This interpretation makes multipliers economically meaningful: they are the marginal value of relaxing each constraint by one unit.

Constraint qualification

The Lagrange conditions are necessary for optimality, but they require a regularity condition called constraint qualification (CQ). The most common is the Linear Independence CQ (LICQ): the gradients \(\nabla g_1(x^*), \ldots, \nabla g_m(x^*)\) must be linearly independent at the optimal point.

If LICQ fails (e.g., two constraints are tangent to each other at the optimum), the Lagrange multipliers may not exist or may not be unique.
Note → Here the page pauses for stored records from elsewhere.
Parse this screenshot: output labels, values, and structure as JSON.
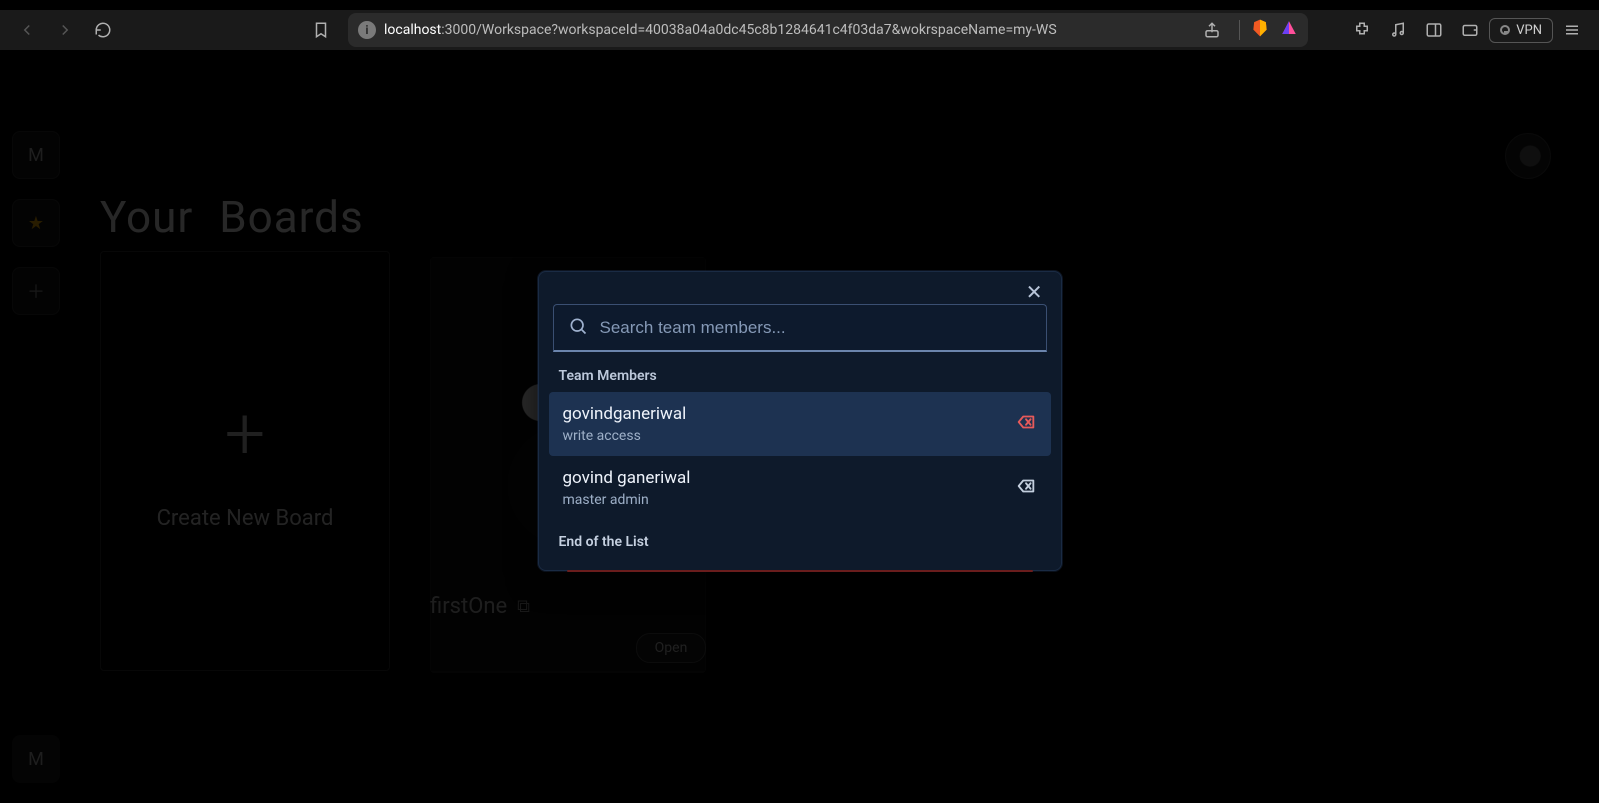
{
  "browser": {
    "url_host": "localhost",
    "url_path": ":3000/Workspace?workspaceId=40038a04a0dc45c8b1284641c4f03da7&wokrspaceName=my-WS",
    "vpn_label": "VPN"
  },
  "sidebar": {
    "top_avatar_letter": "M",
    "bottom_avatar_letter": "M"
  },
  "page": {
    "title_word1": "Your",
    "title_word2": "Boards",
    "create_board_label": "Create New Board",
    "board_name": "firstOne",
    "open_label": "Open"
  },
  "modal": {
    "search_placeholder": "Search team members...",
    "section_label": "Team Members",
    "eol_label": "End of the List",
    "members": [
      {
        "name": "govindganeriwal",
        "role": "write access",
        "active": true,
        "remove_style": "red"
      },
      {
        "name": "govind ganeriwal",
        "role": "master admin",
        "active": false,
        "remove_style": "grey"
      }
    ]
  }
}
In such cases, the method fails to find the correct optimum.

⚠️ Lagrange conditions are necessary but not sufficient in general

For non-convex problems, a point satisfying the Lagrange conditions could be a local minimum, local maximum, or saddle point. Always verify the second-order conditions or check that the problem is convex.

For convex problems (convex \(f\), affine constraints), any point satisfying the Lagrange conditions is a global minimum. This is the most important practical case: when \(f\) is convex and the constraints are linear, the Lagrange conditions give the global optimum.
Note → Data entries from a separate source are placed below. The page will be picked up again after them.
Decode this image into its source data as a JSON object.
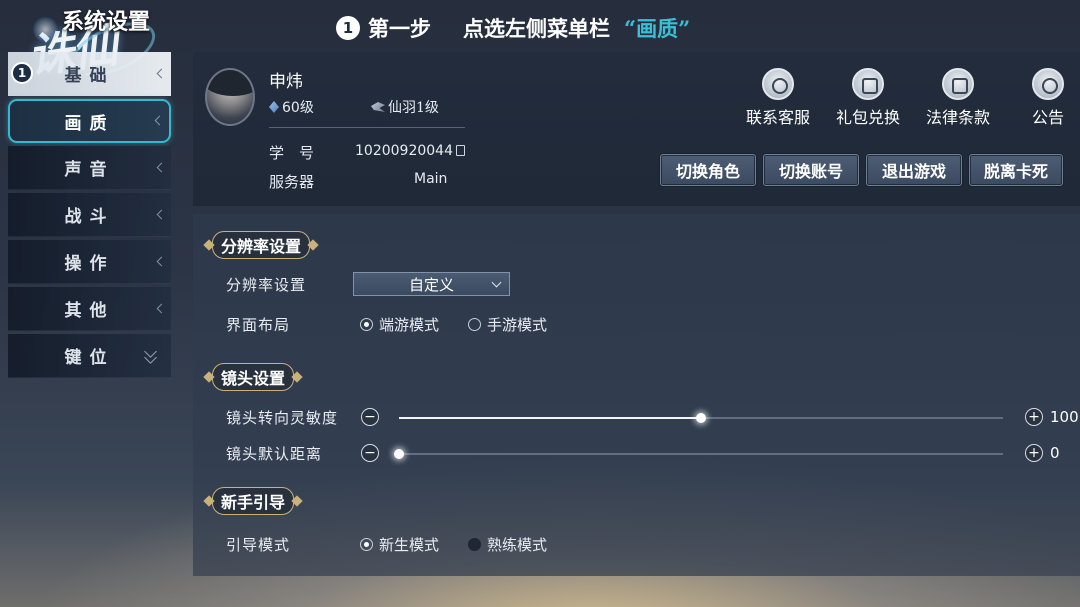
{
  "header": {
    "title": "系统设置",
    "step_number": "1",
    "step_label": "第一步",
    "step_instruction": "点选左侧菜单栏",
    "step_target": "“画质”"
  },
  "menu": {
    "marker": "1",
    "items": [
      {
        "label": "基础"
      },
      {
        "label": "画质"
      },
      {
        "label": "声音"
      },
      {
        "label": "战斗"
      },
      {
        "label": "操作"
      },
      {
        "label": "其他"
      },
      {
        "label": "键位"
      }
    ]
  },
  "profile": {
    "name": "申炜",
    "level": "60级",
    "rank": "仙羽1级",
    "id_label": "学　号",
    "id_value": "10200920044",
    "server_label": "服务器",
    "server_value": "Main",
    "services": [
      {
        "label": "联系客服",
        "icon": "headset-icon"
      },
      {
        "label": "礼包兑换",
        "icon": "gift-icon"
      },
      {
        "label": "法律条款",
        "icon": "scroll-icon"
      },
      {
        "label": "公告",
        "icon": "announcement-icon"
      }
    ],
    "buttons": {
      "switch_role": "切换角色",
      "switch_account": "切换账号",
      "exit_game": "退出游戏",
      "unstuck": "脱离卡死"
    }
  },
  "settings": {
    "resolution_section": "分辨率设置",
    "resolution_label": "分辨率设置",
    "resolution_value": "自定义",
    "layout_label": "界面布局",
    "layout_options": {
      "pc": "端游模式",
      "mobile": "手游模式"
    },
    "layout_selected": "端游模式",
    "camera_section": "镜头设置",
    "camera_sensitivity_label": "镜头转向灵敏度",
    "camera_sensitivity_value": "100",
    "camera_sensitivity_fraction": 0.5,
    "camera_distance_label": "镜头默认距离",
    "camera_distance_value": "0",
    "camera_distance_fraction": 0.0,
    "guide_section": "新手引导",
    "guide_label": "引导模式",
    "guide_options": {
      "novice": "新生模式",
      "expert": "熟练模式"
    },
    "guide_selected": "新生模式"
  },
  "colors": {
    "accent": "#38c1d6",
    "section_gold": "#c8b27c"
  }
}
Extension to inequality constraints: KKT

Lagrange multipliers handle only equality constraints. For inequality constraints \(g_i(x) \leq 0\), the extension is the Karush-Kuhn-Tucker (KKT) conditions, which add:

  • Dual feasibility: \(\lambda_i \geq 0\) for inequality constraints.
  • Complementary slackness: \(\lambda_i g_i(x^*) = 0\) for each \(i\). Either the constraint is active (\(g_i = 0\), any \(\lambda_i \geq 0\)) or the multiplier is zero (\(\lambda_i = 0\), constraint inactive).

KKT unifies Lagrange multipliers (equality constraints, any \(\lambda\)) with the inequality case (\(\lambda \geq 0\), complementary slackness). It is the fundamental optimality condition for constrained optimization.

💡 Lagrange multipliers in R

library(nloptr)

# Minimize f(x,y) = x^2 + y^2 subject to x + 2y = 5
f    <- function(x) x[1]^2 + x[2]^2
grad_f <- function(x) c(2*x[1], 2*x[2])
h    <- function(x) x[1] + 2*x[2] - 5   # equality constraint = 0

res <- nloptr(x0 = c(0, 0),
              eval_f = f,
              eval_grad_f = grad_f,
              eval_g_eq = h,
              opts = list(algorithm="NLOPT_LD_SLSQP", xtol_rel=1e-8))
res$solution   # c(1, 2)
res$objective  # 5

# For linear constraints: use lpSolve or CVXR
# For general nonlinear: use nloptr with SLSQP or COBYLA